** Decision Tree Model**
This demo will be used dataset called lungcap from “this page”
library(rpart)
## Warning: package 'rpart' was built under R version 3.2.5
df<-read.csv("https://raw.githubusercontent.com/tuyenhavan/Statistics/Dataset/LungCapData.csv",sep=";")
head(df)
## LungCap Age Height Smoke Gender Caesarean
## 1 6.475 6 62.1 no male no
## 2 10.125 18 74.7 yes female no
## 3 9.550 16 69.7 no female yes
## 4 11.125 14 71.0 no male no
## 5 4.800 5 56.9 no male no
## 6 6.225 11 58.7 no female no
Fitting a decision tree model
library(rpart)
# We will work with a subset of this data
df<-df[,c(1,3)]
# Fitting a decision tree model
dt<-rpart(df$LungCap~df$Height, data=df,control = rpart.control(minsplit = 3))
Predict the result
# Predict the result
new<-data.frame(df$Height)
pd<-predict(dt,newdata = new)
# create a new variable
df$pd<-pd
Visualize the result
library(ggplot2)
## Warning: package 'ggplot2' was built under R version 3.2.5
ggplot() + geom_point(aes(x=df$Height,y=df$LungCap),color=3) + geom_line(aes(x=df$Height,y=df$pd),color=2) + ggtitle("Decision Tree Regression Model") + xlab("Height") + ylab("Lung Capacity") + theme(plot.title = element_text(hjust=0.5)) +theme_bw()
** Random Forest Model**
library(randomForest)
## Warning: package 'randomForest' was built under R version 3.2.5
## randomForest 4.6-12
## Type rfNews() to see new features/changes/bug fixes.
##
## Attaching package: 'randomForest'
## The following object is masked from 'package:ggplot2':
##
## margin
rf<-randomForest(df$LungCap~df$Height,proximity=T, importance=T,ntrees=500)
Predicting the result
pd_rf<-predict(rf,newdata = df[,-c(1,3)])

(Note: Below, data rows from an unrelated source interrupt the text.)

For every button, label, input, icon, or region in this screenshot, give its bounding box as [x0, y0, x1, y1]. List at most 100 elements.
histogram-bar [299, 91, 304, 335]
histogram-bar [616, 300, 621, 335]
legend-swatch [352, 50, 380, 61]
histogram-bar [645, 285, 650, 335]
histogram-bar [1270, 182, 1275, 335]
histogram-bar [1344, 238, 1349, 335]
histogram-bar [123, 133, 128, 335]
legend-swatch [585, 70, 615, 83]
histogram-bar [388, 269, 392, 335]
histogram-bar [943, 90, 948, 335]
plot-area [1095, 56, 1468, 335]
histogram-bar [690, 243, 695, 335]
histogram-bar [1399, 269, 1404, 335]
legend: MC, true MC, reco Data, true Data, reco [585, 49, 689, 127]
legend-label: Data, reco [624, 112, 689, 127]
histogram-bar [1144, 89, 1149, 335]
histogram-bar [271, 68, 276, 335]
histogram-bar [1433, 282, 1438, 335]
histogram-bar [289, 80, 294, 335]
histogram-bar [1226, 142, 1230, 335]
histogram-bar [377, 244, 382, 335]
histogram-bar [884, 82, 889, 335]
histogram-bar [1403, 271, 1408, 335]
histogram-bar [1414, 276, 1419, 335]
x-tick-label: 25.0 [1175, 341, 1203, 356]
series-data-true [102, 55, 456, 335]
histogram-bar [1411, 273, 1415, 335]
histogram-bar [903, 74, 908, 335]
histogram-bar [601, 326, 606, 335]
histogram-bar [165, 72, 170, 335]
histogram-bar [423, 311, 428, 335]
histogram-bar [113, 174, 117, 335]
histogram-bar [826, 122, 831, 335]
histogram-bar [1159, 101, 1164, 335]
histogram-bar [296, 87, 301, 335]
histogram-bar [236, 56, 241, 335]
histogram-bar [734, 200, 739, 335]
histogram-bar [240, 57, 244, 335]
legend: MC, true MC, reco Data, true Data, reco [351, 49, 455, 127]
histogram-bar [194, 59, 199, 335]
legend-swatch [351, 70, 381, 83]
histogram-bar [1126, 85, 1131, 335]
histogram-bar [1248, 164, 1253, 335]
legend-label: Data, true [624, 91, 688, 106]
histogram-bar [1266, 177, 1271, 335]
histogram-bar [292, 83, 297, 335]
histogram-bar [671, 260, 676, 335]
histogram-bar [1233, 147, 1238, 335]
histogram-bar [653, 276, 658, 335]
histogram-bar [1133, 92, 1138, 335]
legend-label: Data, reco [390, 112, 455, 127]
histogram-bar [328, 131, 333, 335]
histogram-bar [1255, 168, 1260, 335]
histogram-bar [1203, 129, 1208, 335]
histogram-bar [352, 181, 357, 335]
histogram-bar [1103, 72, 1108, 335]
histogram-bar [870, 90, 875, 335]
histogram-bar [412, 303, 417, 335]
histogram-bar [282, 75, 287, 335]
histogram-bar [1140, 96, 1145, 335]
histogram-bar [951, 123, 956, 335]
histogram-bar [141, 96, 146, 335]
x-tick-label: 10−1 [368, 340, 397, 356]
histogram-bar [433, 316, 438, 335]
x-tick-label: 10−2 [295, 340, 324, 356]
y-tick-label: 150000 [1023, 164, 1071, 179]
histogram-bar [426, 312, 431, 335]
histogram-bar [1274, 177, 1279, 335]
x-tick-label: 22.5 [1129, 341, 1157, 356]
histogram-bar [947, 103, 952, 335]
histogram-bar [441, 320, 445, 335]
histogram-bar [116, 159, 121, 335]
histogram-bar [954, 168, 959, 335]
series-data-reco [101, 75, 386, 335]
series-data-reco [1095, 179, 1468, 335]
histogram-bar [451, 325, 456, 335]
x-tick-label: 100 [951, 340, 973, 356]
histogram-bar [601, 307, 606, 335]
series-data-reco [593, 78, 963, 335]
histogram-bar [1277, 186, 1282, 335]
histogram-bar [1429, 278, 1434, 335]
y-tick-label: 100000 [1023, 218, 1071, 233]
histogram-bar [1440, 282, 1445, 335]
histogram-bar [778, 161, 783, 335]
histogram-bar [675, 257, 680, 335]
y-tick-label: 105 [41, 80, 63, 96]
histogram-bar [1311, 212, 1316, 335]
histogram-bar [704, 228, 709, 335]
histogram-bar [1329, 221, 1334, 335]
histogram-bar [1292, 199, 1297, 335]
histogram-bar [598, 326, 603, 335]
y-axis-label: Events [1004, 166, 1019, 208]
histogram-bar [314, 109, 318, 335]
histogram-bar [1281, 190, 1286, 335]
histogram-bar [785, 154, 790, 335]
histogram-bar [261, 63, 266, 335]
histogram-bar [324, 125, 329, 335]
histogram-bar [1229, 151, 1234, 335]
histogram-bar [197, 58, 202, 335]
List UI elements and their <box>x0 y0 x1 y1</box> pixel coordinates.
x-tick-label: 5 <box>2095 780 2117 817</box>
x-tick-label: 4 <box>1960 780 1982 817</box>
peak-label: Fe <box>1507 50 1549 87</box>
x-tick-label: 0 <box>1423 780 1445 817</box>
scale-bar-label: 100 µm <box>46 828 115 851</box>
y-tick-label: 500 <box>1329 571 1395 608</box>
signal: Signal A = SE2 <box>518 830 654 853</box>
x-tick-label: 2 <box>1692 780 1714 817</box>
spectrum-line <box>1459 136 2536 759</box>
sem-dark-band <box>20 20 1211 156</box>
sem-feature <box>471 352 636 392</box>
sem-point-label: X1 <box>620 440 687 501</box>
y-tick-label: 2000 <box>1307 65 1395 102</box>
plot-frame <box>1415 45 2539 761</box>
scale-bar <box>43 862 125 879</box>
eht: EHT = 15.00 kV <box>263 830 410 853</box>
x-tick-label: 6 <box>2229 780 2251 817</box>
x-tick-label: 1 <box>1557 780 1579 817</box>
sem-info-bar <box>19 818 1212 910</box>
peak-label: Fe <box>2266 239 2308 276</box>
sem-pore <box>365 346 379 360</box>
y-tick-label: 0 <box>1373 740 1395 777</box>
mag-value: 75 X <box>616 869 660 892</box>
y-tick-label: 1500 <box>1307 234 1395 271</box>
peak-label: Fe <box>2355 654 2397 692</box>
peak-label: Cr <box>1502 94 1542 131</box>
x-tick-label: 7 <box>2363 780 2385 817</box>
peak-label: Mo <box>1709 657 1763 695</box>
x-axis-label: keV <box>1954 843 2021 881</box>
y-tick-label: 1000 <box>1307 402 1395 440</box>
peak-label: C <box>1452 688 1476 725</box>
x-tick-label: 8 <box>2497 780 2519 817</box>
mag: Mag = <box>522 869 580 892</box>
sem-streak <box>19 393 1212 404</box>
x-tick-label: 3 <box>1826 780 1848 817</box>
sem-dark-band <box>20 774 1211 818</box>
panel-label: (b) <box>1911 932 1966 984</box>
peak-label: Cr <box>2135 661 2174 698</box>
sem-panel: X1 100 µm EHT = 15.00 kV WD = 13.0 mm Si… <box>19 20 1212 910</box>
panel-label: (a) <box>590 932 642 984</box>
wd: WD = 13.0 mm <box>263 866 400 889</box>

# Adding this new predicted value to df
df$pd_rf<-pd_rf
Visualizing the result
ggplot() + geom_point(aes(x=df$Height,y=df$LungCap),color=3) +
geom_line(aes(x=df$Height,y=df$pd_rf),color=4) +theme_bw() +xlab("Height") + ylab("Lung Capacity") + ggtitle("Random Forest Regression Model")
Checking the effect of tree size on the model accuracy
plot(rf,main="The effect of tree size",col=4)
Logistic Regression Model
social_network<-read.csv("https://raw.githubusercontent.com/tuyenhavan/Statistics/Dataset/Social_Network_Ads.csv")
# Tidying up dataset
social_network<-social_network[,-c(1:2)]
head(social_network)
## Age EstimatedSalary Purchased
## 1 19 19000 0
## 2 35 20000 0
## 3 26 43000 0
## 4 27 57000 0
## 5 19 76000 0
## 6 27 58000 0
Splitting training and testing sets
library(caTools)
## Warning: package 'caTools' was built under R version 3.2.5
split<-sample.split(social_network$Purchased,SplitRatio = 0.75)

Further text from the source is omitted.